Germany’s War documents that the Allied leaders of the Soviet Union, Great Britain and the United States were primarily responsible for starting and prolonging World War II—costing million of lives. Far from being the conqueror of Europe, Adolf Hitler saved it from Stalin.
The leaders of Great Britain and America also adopted policies designed to force war with Germany. Britain’s unconditional guarantee to Poland led to horrific acts of violence against Poland’s ethnic Germans and, thus, Germany was forced to invade Poland to end these atrocities. Franklin Roosevelt’s numerous provocations, including a shoot-on-sight policy against German shipping and leaked plans of a U.S. invasion of Germany, forced Germany to declare war on the U.S. despite Hitler’s desire for peace.

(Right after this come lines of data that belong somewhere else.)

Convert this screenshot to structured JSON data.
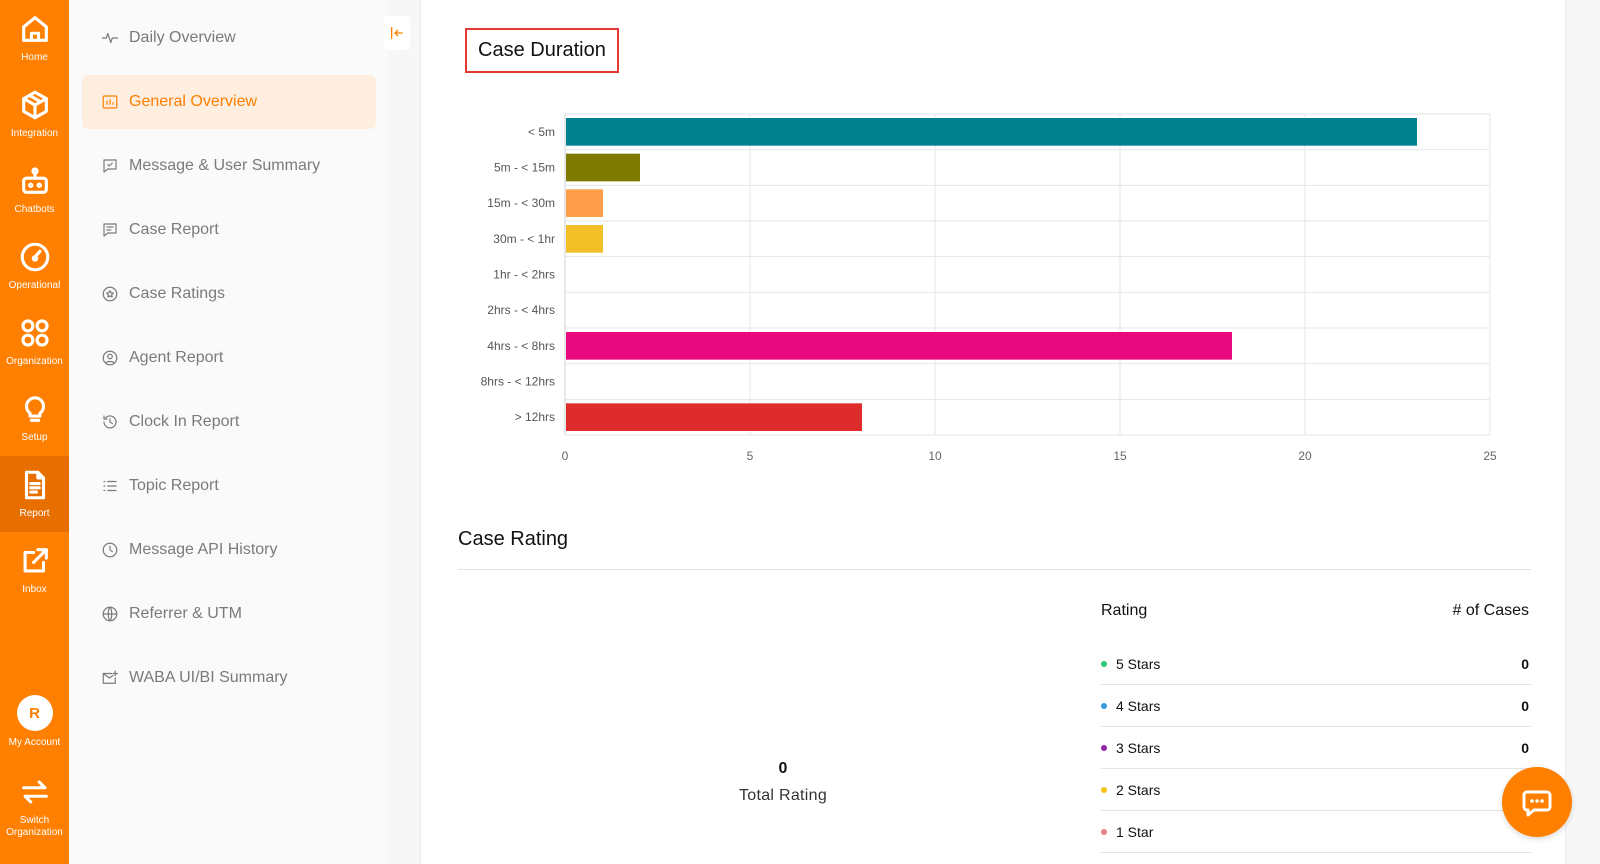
{
  "rail": {
    "items": [
      {
        "label": "Home",
        "icon": "home-icon"
      },
      {
        "label": "Integration",
        "icon": "cube-icon"
      },
      {
        "label": "Chatbots",
        "icon": "robot-icon"
      },
      {
        "label": "Operational",
        "icon": "gauge-icon"
      },
      {
        "label": "Organization",
        "icon": "grid-circles-icon"
      },
      {
        "label": "Setup",
        "icon": "bulb-icon"
      },
      {
        "label": "Report",
        "icon": "document-icon"
      },
      {
        "label": "Inbox",
        "icon": "external-link-icon"
      }
    ],
    "account_initial": "R",
    "account_label": "My Account",
    "switch_label_1": "Switch",
    "switch_label_2": "Organization"
  },
  "subnav": {
    "items": [
      {
        "label": "Daily Overview",
        "icon": "pulse-icon"
      },
      {
        "label": "General Overview",
        "icon": "dashboard-icon"
      },
      {
        "label": "Message & User Summary",
        "icon": "message-check-icon"
      },
      {
        "label": "Case Report",
        "icon": "message-lines-icon"
      },
      {
        "label": "Case Ratings",
        "icon": "star-circle-icon"
      },
      {
        "label": "Agent Report",
        "icon": "user-circle-icon"
      },
      {
        "label": "Clock In Report",
        "icon": "clock-reverse-icon"
      },
      {
        "label": "Topic Report",
        "icon": "list-icon"
      },
      {
        "label": "Message API History",
        "icon": "clock-icon"
      },
      {
        "label": "Referrer & UTM",
        "icon": "globe-icon"
      },
      {
        "label": "WABA UI/BI Summary",
        "icon": "mail-plus-icon"
      }
    ],
    "active_index": 1
  },
  "case_duration": {
    "title": "Case Duration"
  },
  "chart_data": {
    "type": "bar",
    "orientation": "horizontal",
    "categories": [
      "< 5m",
      "5m - < 15m",
      "15m - < 30m",
      "30m - < 1hr",
      "1hr - < 2hrs",
      "2hrs - < 4hrs",
      "4hrs - < 8hrs",
      "8hrs - < 12hrs",
      "> 12hrs"
    ],
    "values": [
      23,
      2,
      1,
      1,
      0,
      0,
      18,
      0,
      8
    ],
    "colors": [
      "#00838f",
      "#7f7a00",
      "#ff9e4a",
      "#f2bf26",
      "#999999",
      "#999999",
      "#e8097f",
      "#999999",
      "#de2c2c"
    ],
    "xlim": [
      0,
      25
    ],
    "xticks": [
      "0",
      "5",
      "10",
      "15",
      "20",
      "25"
    ],
    "grid": true
  },
  "case_rating": {
    "title": "Case Rating",
    "total_value": "0",
    "total_label": "Total Rating",
    "col_rating": "Rating",
    "col_cases": "# of Cases",
    "rows": [
      {
        "label": "5 Stars",
        "value": "0",
        "color": "#2ecc71"
      },
      {
        "label": "4 Stars",
        "value": "0",
        "color": "#3498db"
      },
      {
        "label": "3 Stars",
        "value": "0",
        "color": "#8e24aa"
      },
      {
        "label": "2 Stars",
        "value": "",
        "color": "#f1c40f"
      },
      {
        "label": "1 Star",
        "value": "",
        "color": "#f08080"
      }
    ]
  }
}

This book also reports the Allied mass murder of the German people after the end of World War II during which the Allies—led by General Dwight D. Eisenhower—murdered approximately 1.5 million German prisoners of war through intentional starvation and exposure to the elements. Probably a minimum 2.1 million ethnic Germans expelled from their homes also died in what was supposed to be an “orderly and humane” relocation. Finally, the Allies murdered millions of additional Germans through intentional starvation after the war ended—plus much, much more.
Deluxe softcover, 521 pages, illustrated, 350+ bibliographical entries, 1,000+ index entries, 1,000+ footnotes
FROM THE INTRODUCTION
By John Wear
My father was a pilot in 50 bombing missions for the U.S. Eighth Air Force during World War II. When I was a boy I asked him if he had killed anyone during the war. He replied, “I hope I didn’t kill anyone.” In regard to his participation in the Normandy invasion, he said: “You cannot imagine how big of an operation that was. People on the ground were being killed!” My father repeatedly stated he hated war and that “War is hell.” He also expressed his opinion that the Germans had fought extraordinarily hard during the war.

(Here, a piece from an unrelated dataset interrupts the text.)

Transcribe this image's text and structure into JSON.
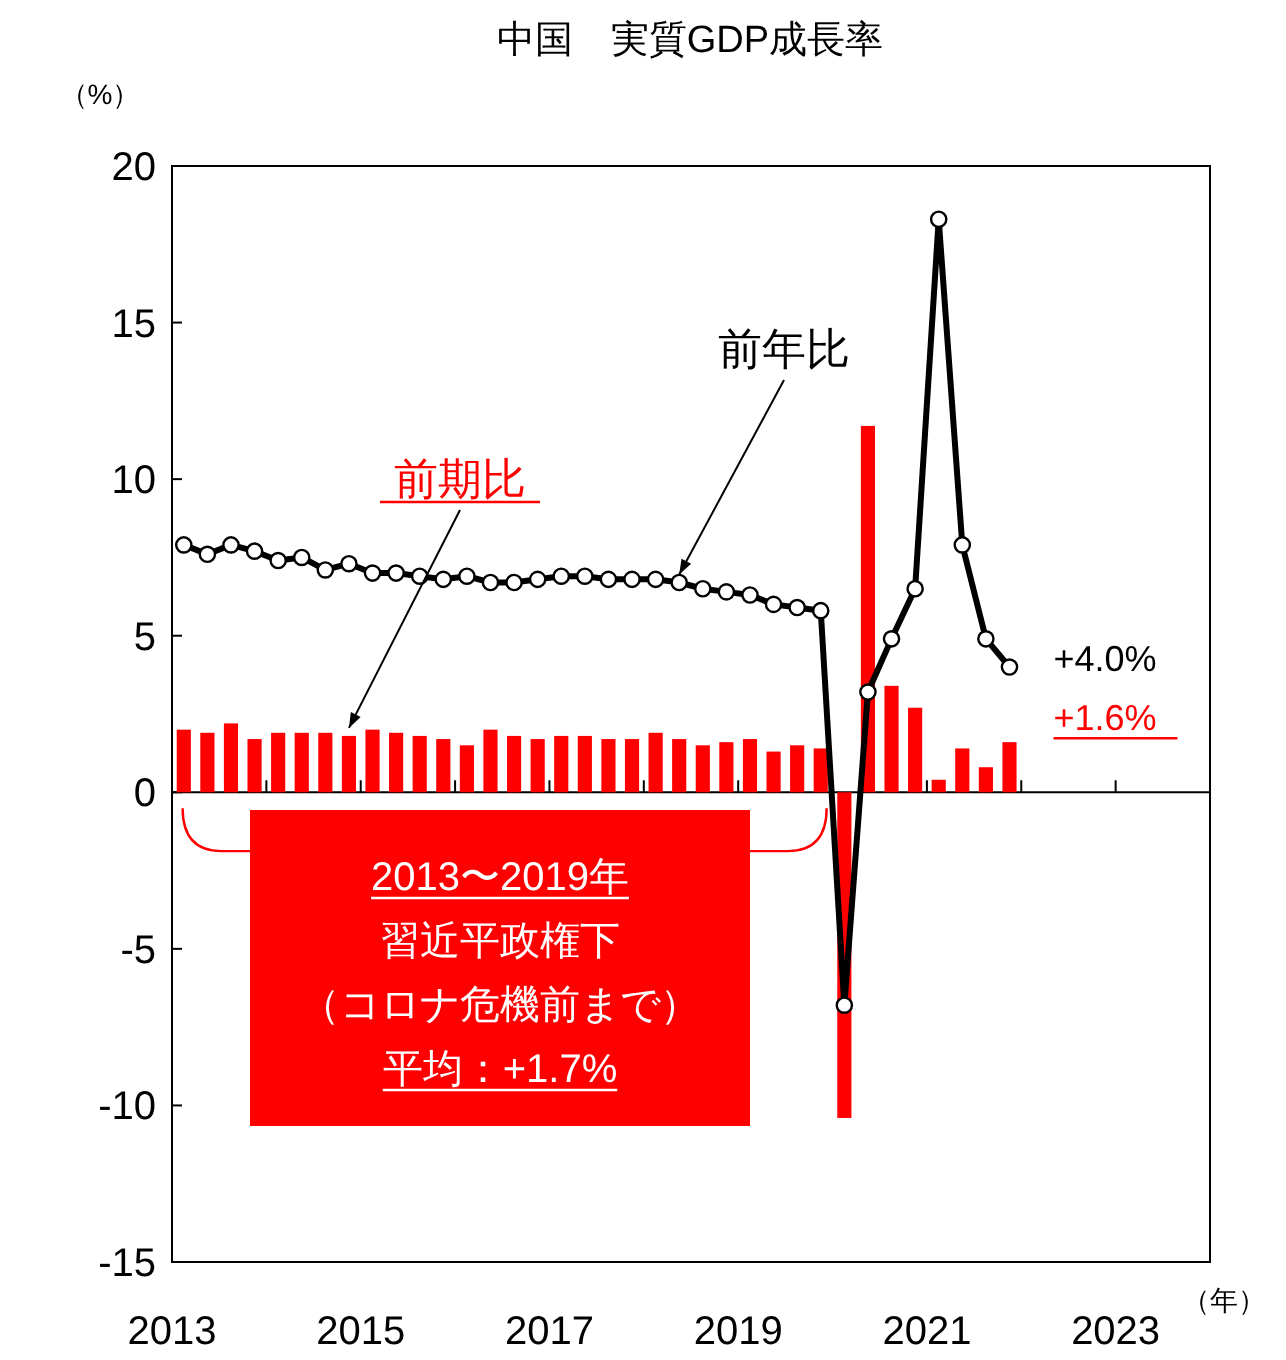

I have always wondered how wars have continuously existed throughout history when virtually everyone agrees with my father that “War is hell.” In regard to the origin of World War II, a fascinating discussion occurred during the Nuremberg trials between American psychologist Dr. Gustave Gilbert and former German Reichsmarschall Hermann Goering. On the evening of April 18, 1946, in Goering’s jail cell, Dr. Gilbert expressed his belief that the common people are not very thankful for leaders who bring them war and destruction. Goering responded:
“Why, of course, the people don’t want war. Why would some poor slob on a farm want to risk his life in a war when the best that he can get out of it is to come back in one piece? Naturally, the common people don’t want war; neither in Russia nor in England nor in America, nor for that matter in Germany. That is understood. But, after all, it is the leaders of the country who determine the policy and it is always a simple matter to drag the people along, whether it is a democracy or a fascist dictatorship or a Parliament or a Communist dictatorship.”

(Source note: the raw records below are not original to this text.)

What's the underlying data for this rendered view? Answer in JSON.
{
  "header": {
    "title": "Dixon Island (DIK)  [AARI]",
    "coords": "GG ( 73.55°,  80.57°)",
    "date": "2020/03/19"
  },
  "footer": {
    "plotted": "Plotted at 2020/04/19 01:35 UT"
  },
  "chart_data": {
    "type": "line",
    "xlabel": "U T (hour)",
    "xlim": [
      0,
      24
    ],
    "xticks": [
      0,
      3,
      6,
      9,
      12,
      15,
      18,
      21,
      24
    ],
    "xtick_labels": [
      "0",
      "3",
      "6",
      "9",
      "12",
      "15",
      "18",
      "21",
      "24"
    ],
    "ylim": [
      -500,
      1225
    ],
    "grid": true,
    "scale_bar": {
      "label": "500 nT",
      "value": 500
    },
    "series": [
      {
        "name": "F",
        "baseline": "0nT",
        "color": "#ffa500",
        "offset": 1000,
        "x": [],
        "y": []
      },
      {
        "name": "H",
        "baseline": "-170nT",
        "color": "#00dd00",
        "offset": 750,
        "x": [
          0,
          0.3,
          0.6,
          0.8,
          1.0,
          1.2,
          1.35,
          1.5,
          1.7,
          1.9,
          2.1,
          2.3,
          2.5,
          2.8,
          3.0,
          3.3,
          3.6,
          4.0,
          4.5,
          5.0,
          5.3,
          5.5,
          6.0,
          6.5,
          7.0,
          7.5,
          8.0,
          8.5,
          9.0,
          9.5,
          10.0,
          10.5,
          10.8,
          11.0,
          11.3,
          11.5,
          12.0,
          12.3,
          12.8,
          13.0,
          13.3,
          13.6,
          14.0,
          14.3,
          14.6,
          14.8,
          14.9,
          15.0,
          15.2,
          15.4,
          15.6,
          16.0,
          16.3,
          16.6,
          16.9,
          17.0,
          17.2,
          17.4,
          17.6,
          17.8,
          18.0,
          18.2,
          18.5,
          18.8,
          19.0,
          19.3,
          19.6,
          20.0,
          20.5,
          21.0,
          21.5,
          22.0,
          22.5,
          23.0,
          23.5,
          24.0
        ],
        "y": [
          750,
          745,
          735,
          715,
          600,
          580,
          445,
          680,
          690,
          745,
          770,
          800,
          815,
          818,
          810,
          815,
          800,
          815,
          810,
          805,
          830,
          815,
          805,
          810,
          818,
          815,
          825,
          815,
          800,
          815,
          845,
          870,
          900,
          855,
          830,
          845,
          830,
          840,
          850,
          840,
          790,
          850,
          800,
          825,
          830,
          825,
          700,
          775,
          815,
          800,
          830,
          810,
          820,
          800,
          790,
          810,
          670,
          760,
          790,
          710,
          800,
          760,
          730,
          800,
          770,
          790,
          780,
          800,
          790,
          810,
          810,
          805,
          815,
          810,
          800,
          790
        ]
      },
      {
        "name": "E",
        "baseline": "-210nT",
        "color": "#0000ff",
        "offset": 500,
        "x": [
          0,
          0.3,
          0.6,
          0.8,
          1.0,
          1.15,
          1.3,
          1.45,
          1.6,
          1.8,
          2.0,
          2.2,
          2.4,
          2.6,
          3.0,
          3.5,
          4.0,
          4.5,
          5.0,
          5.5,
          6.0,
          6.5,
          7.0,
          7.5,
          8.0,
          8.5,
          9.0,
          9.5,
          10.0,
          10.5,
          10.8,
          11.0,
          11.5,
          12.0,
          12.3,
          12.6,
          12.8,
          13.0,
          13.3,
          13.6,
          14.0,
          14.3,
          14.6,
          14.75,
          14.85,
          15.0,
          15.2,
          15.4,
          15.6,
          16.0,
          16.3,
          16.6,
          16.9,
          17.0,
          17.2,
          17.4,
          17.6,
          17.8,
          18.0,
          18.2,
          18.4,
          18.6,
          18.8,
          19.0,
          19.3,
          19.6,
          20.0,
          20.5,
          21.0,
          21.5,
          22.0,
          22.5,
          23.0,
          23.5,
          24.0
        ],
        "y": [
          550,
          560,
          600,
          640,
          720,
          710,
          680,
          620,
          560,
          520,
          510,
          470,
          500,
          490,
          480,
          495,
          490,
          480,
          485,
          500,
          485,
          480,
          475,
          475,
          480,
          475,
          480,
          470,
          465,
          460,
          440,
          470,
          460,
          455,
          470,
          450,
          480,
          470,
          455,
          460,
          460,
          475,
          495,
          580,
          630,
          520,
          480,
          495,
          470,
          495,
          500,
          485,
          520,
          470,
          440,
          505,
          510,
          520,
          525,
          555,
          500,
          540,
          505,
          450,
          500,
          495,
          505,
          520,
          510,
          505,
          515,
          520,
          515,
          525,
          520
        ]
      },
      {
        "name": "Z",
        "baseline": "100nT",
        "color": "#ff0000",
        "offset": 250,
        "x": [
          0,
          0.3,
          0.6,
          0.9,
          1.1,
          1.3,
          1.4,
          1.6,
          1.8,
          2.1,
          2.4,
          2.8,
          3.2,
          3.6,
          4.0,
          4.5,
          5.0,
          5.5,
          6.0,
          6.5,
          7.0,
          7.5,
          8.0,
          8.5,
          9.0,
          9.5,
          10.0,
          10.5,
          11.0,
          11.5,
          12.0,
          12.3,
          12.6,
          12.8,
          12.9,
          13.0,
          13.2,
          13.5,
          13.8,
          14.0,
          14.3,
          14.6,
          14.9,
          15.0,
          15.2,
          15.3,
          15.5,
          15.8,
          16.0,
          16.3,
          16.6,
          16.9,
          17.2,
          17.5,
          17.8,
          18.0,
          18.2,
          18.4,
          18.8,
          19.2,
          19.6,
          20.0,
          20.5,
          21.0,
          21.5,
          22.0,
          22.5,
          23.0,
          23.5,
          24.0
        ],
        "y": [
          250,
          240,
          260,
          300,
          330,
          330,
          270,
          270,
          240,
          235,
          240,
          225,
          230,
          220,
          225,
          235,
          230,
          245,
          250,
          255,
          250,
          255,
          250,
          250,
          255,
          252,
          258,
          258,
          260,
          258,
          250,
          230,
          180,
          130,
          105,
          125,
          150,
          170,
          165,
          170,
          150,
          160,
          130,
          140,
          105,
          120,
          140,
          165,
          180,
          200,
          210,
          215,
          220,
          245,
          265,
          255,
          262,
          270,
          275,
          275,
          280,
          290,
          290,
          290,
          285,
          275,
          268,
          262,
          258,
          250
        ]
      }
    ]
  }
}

Dr. Gilbert told Goering that there is one difference. Gilbert said:
“In a democracy the people have some say in the matter through their elected representatives, and in the United States only Congress can declare war.”
“Oh, that is all well and good, but, voice or no voice, the people can always be brought to the bidding of the leaders. That is easy. All you have to do is tell them they are being attacked and denounce the pacifists for lack of patriotism and exposing the country to danger. It works the same way in any country.”